91 yıl önce bugündür. ulu önder mustafa kemal atatürk'ün ankara'ya gelişidir.
--spoiler--
takvim, 27 aralık 1919 cumartesi. hava açık, ılık. birkaç gün önce sepeleyen kar tutmamış.
halk, çankaya bağlarının batısındaki kırşehir yoluna açılan yokuş boyunca akın akın yollarda. kulaklar minarelerde. o tarihi anı, selalarla bütün ankaraya müezzinler duyuracaktı.

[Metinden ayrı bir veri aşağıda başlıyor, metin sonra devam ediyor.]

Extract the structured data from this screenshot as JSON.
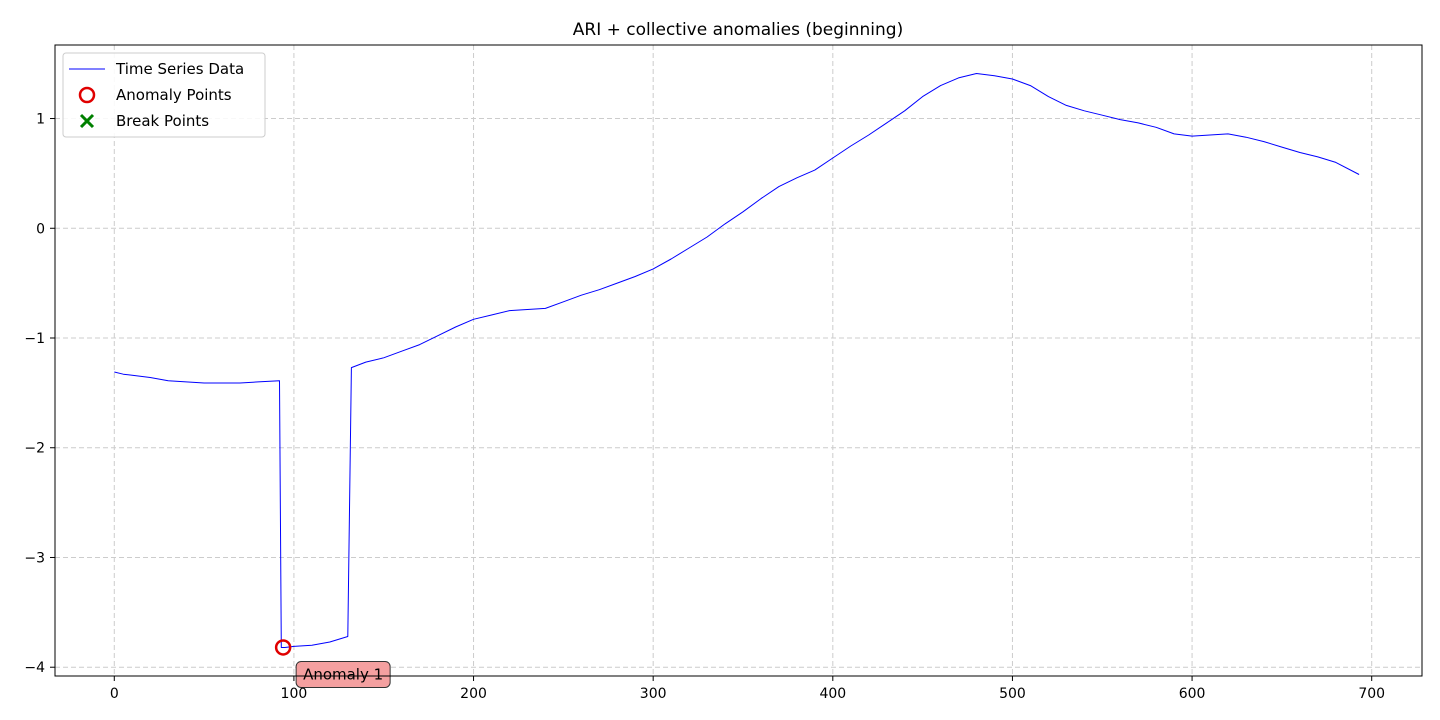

mustafa kemali karşılamaya çıkanlar arasında bölük bölük seymenler göz alıcı bir biçimde. hepsi de çakı gibi. kimi atlı, kimi yaya. kiminin sağ omzunda baltaları asılı, kiminin martini tüfekleri çapraz. şal kuşaklarında hançerleri parlıyor. gözleri gibi.
elbas köyünden usta davulcular gelmiş. abdal hasanlar, deli haydarlar, kara mahmutlar, mohaçtan, çaldırandan, ya da bir başka er meydanından.
sabırsız bir bekleyiş bu.
saatler öğleden sonra üçü on geçeyi gösterirken, o selalar duyuldu. cümle halk arasında bir dalgalanma oldu. yokuş başına doğru bir yüklendi ankara. bir sevinçli telaş, bir büyük heyecan.

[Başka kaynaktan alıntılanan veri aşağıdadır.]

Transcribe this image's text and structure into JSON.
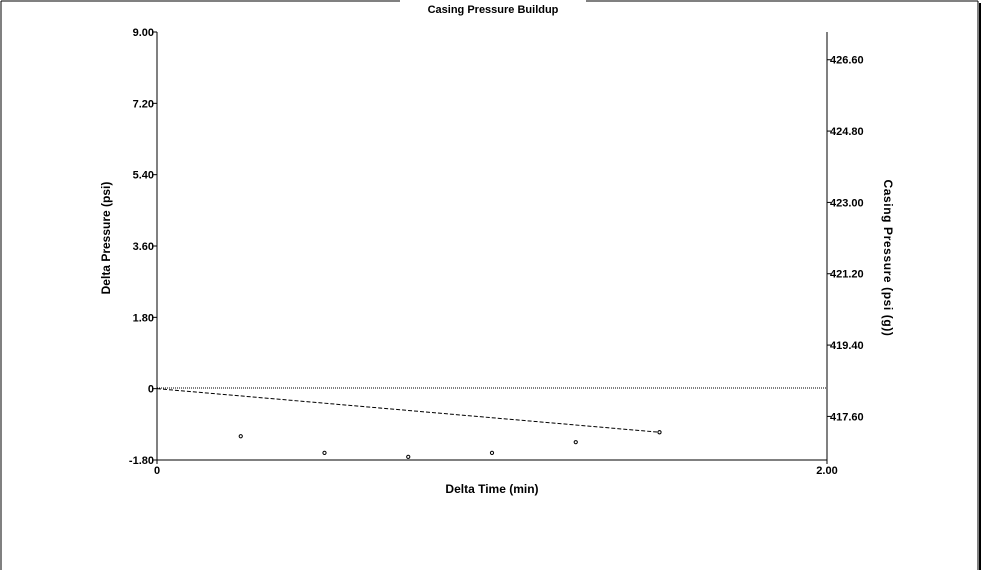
{
  "chart_data": {
    "type": "scatter",
    "title": "Casing Pressure Buildup",
    "xlabel": "Delta Time (min)",
    "ylabel": "Delta Pressure (psi)",
    "y2label": "Casing Pressure (psi (g))",
    "xlim": [
      0,
      2.0
    ],
    "ylim": [
      -1.8,
      9.0
    ],
    "y2lim": [
      416.5,
      427.3
    ],
    "x_tick_labels": [
      "0",
      "2.00"
    ],
    "y_tick_labels": [
      "-1.80",
      "0",
      "1.80",
      "3.60",
      "5.40",
      "7.20",
      "9.00"
    ],
    "y2_tick_labels": [
      "417.60",
      "419.40",
      "421.20",
      "423.00",
      "424.80",
      "426.60"
    ],
    "grid": false,
    "series": [
      {
        "type": "scatter",
        "x": [
          0.25,
          0.5,
          0.75,
          1.0,
          1.25,
          1.5
        ],
        "y": [
          -1.2,
          -1.62,
          -1.72,
          -1.62,
          -1.35,
          -1.1
        ]
      },
      {
        "type": "line",
        "style": "dashed",
        "x": [
          0,
          1.5
        ],
        "y": [
          0,
          -1.1
        ]
      }
    ],
    "reference_lines": [
      {
        "axis": "y",
        "value": 0,
        "style": "dotted"
      }
    ],
    "colors": {
      "axis": "#000000",
      "background": "#ffffff",
      "border": "#000000"
    }
  }
}
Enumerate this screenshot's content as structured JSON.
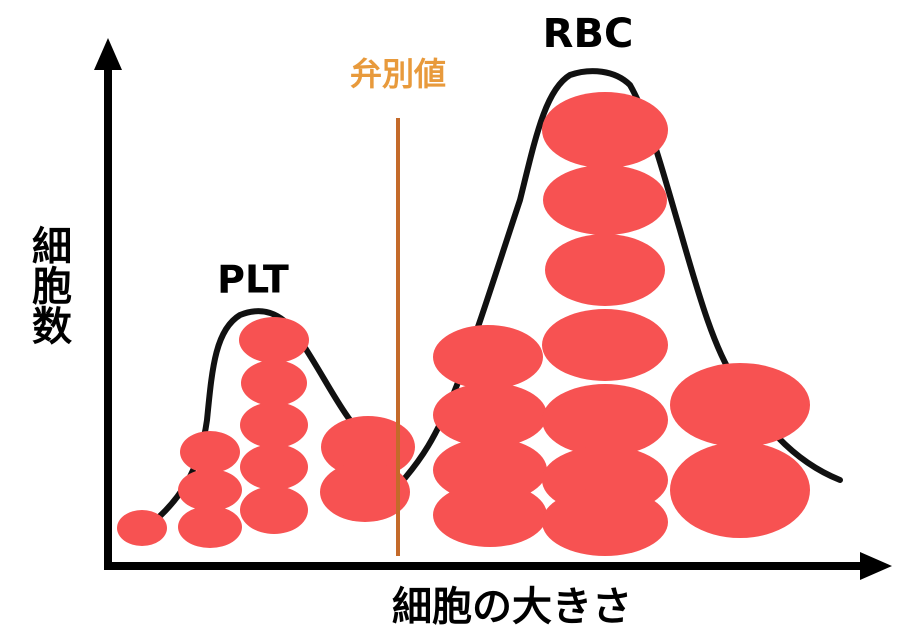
{
  "labels": {
    "rbc": "RBC",
    "plt": "PLT",
    "threshold": "弁別値",
    "y_axis": "細胞数",
    "x_axis": "細胞の大きさ"
  }
}
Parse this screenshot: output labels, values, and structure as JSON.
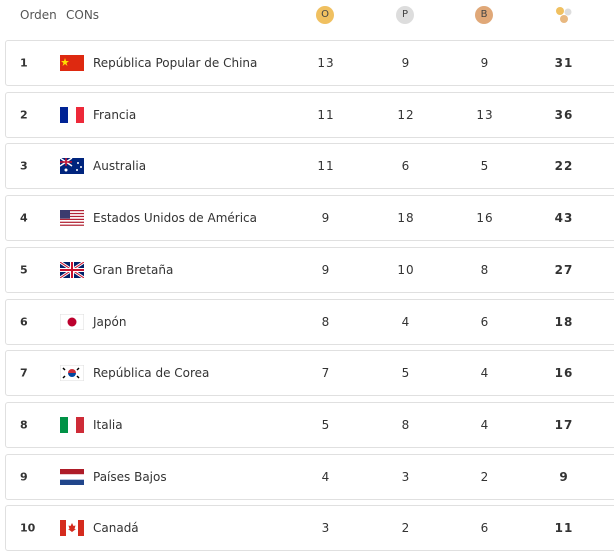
{
  "header": {
    "rank": "Orden",
    "noc": "CONs",
    "gold": "O",
    "silver": "P",
    "bronze": "B"
  },
  "rows": [
    {
      "rank": 1,
      "country": "República Popular de China",
      "gold": 13,
      "silver": 9,
      "bronze": 9,
      "total": 31
    },
    {
      "rank": 2,
      "country": "Francia",
      "gold": 11,
      "silver": 12,
      "bronze": 13,
      "total": 36
    },
    {
      "rank": 3,
      "country": "Australia",
      "gold": 11,
      "silver": 6,
      "bronze": 5,
      "total": 22
    },
    {
      "rank": 4,
      "country": "Estados Unidos de América",
      "gold": 9,
      "silver": 18,
      "bronze": 16,
      "total": 43
    },
    {
      "rank": 5,
      "country": "Gran Bretaña",
      "gold": 9,
      "silver": 10,
      "bronze": 8,
      "total": 27
    },
    {
      "rank": 6,
      "country": "Japón",
      "gold": 8,
      "silver": 4,
      "bronze": 6,
      "total": 18
    },
    {
      "rank": 7,
      "country": "República de Corea",
      "gold": 7,
      "silver": 5,
      "bronze": 4,
      "total": 16
    },
    {
      "rank": 8,
      "country": "Italia",
      "gold": 5,
      "silver": 8,
      "bronze": 4,
      "total": 17
    },
    {
      "rank": 9,
      "country": "Países Bajos",
      "gold": 4,
      "silver": 3,
      "bronze": 2,
      "total": 9
    },
    {
      "rank": 10,
      "country": "Canadá",
      "gold": 3,
      "silver": 2,
      "bronze": 6,
      "total": 11
    }
  ]
}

uzaklarda bir motor gürültüsü vardı. sonra, korna sesleri. evet, geliyordu mustafa kemal.
bandırma vapuruyla samsuna gelen osmanlı paşası o miralay mustafa kemal hazretleri değildi bu gelen. anadolu hareketini başlattığı için boynunda sarayın idam fermanını taşıyan, bütün rütbelerinden istifa etmiş ve milletin bağrına dönmüş bir fert olarak sadece mustafa kemaldi.
kutsal kavgamızın. kurtuluş savaşının hazırlığını tamamlamıştı. ankara, bu hazırlığın doruk noktasıydı. yaralı bir ulus, artık onun önderliğinde buradan şahlanacaktı.

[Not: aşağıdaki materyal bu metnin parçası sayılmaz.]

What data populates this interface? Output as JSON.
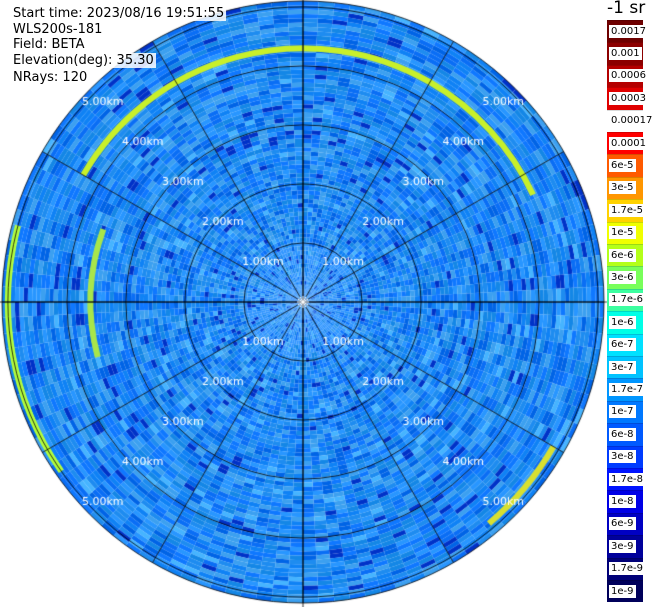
{
  "header": {
    "start_time": "Start time: 2023/08/16 19:51:55",
    "instrument": "WLS200s-181",
    "field": "Field: BETA",
    "elevation": "Elevation(deg): 35.30",
    "nrays": "NRays: 120"
  },
  "colorbar": {
    "units": "-1 sr",
    "labels": [
      "0.0017",
      "0.001",
      "0.0006",
      "0.0003",
      "0.00017",
      "0.0001",
      "6e-5",
      "3e-5",
      "1.7e-5",
      "1e-5",
      "6e-6",
      "3e-6",
      "1.7e-6",
      "1e-6",
      "6e-7",
      "3e-7",
      "1.7e-7",
      "1e-7",
      "6e-8",
      "3e-8",
      "1.7e-8",
      "1e-8",
      "6e-9",
      "3e-9",
      "1.7e-9",
      "1e-9"
    ],
    "colors": [
      "#6e0000",
      "#8c0000",
      "#b40000",
      "#e00000",
      "#ffffff",
      "#ff0000",
      "#ff5a00",
      "#ff9600",
      "#ffd200",
      "#f0ff00",
      "#b4ff19",
      "#78ff5a",
      "#3cffa0",
      "#00ffe6",
      "#00e1ff",
      "#00c3ff",
      "#0096ff",
      "#0078ff",
      "#005aff",
      "#003cff",
      "#0014ff",
      "#0000e6",
      "#0000c3",
      "#00009b",
      "#000078",
      "#00005a"
    ]
  },
  "chart_data": {
    "type": "heatmap",
    "projection": "polar PPI",
    "field": "BETA",
    "elevation_deg": 35.3,
    "nrays": 120,
    "ring_labels": [
      "1.00km",
      "2.00km",
      "3.00km",
      "4.00km",
      "5.00km"
    ],
    "ring_km": [
      1,
      2,
      3,
      4,
      5
    ],
    "max_range_km": 5.1,
    "spoke_angles_deg": [
      0,
      30,
      60,
      90,
      120,
      150,
      180,
      210,
      240,
      270,
      300,
      330
    ],
    "background_colors": [
      "#0f78ff",
      "#1e8cf0",
      "#0f82f5",
      "#1487e6",
      "#0a6ef5",
      "#2896ff",
      "#3ca0f0",
      "#0064e6"
    ],
    "ring_features": [
      {
        "range_km": 4.3,
        "az_start_deg": 300,
        "az_end_deg": 65,
        "color": "#c8f02a"
      },
      {
        "range_km": 3.6,
        "az_start_deg": 255,
        "az_end_deg": 290,
        "color": "#a8e64a"
      },
      {
        "range_km": 5.0,
        "az_start_deg": 235,
        "az_end_deg": 285,
        "color": "#b4ff3c"
      },
      {
        "range_km": 4.9,
        "az_start_deg": 120,
        "az_end_deg": 140,
        "color": "#d8e030"
      }
    ]
  }
}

samsunda bir hurdalıktan alınan, her parçası bir başka yerde bulunmuş, üstü açık, köhne otomobili yaklaşınca heyecan son haddine varmıştı. davullar çok daha coşkuyla vuruyor, cümle tezahurat birbirine karışıyordu.
gülümsüyordu mustafa kemal, henüz 38 yaşındaydı ama, yüzünde, nice savaş meydanının tandırında yoğrulmuş bir başka olgunluk vardı. mavi gözleri çelik pırıltısıyla yanıyor, kalpağının iki kenarında, şakaklarında uçuşan başak rengi saçları, güzel yüzüne bir başka anlam veriyordu.
yokuş başında, seymenlerin önünde durdu. otomobilden indi. onlara doğru ağır ağır yürüdü.
hepsi bir anda esas duruşa geçtiler. her soluk tek can olmuştu. bütün gözler, onun gözlerinde düğümlüydü. vakur ve sert bir sesle:
- merhaba efendiler! dedi.
- sağol paşa hazretleri...
- arkadaşlar! buraya neden geldiniz?
- millet yolunda can vermeye geldik!
- fikrinizde sabit misiniz?
- and olsun.
... ve, işte o zaman mustafa kemalin gözleri ilk kez yaşardı. zincir kabul etmeyen bu ulus, onun peşinde, gerekirse ölüme bile, göz kırpmadan gidebilirdi.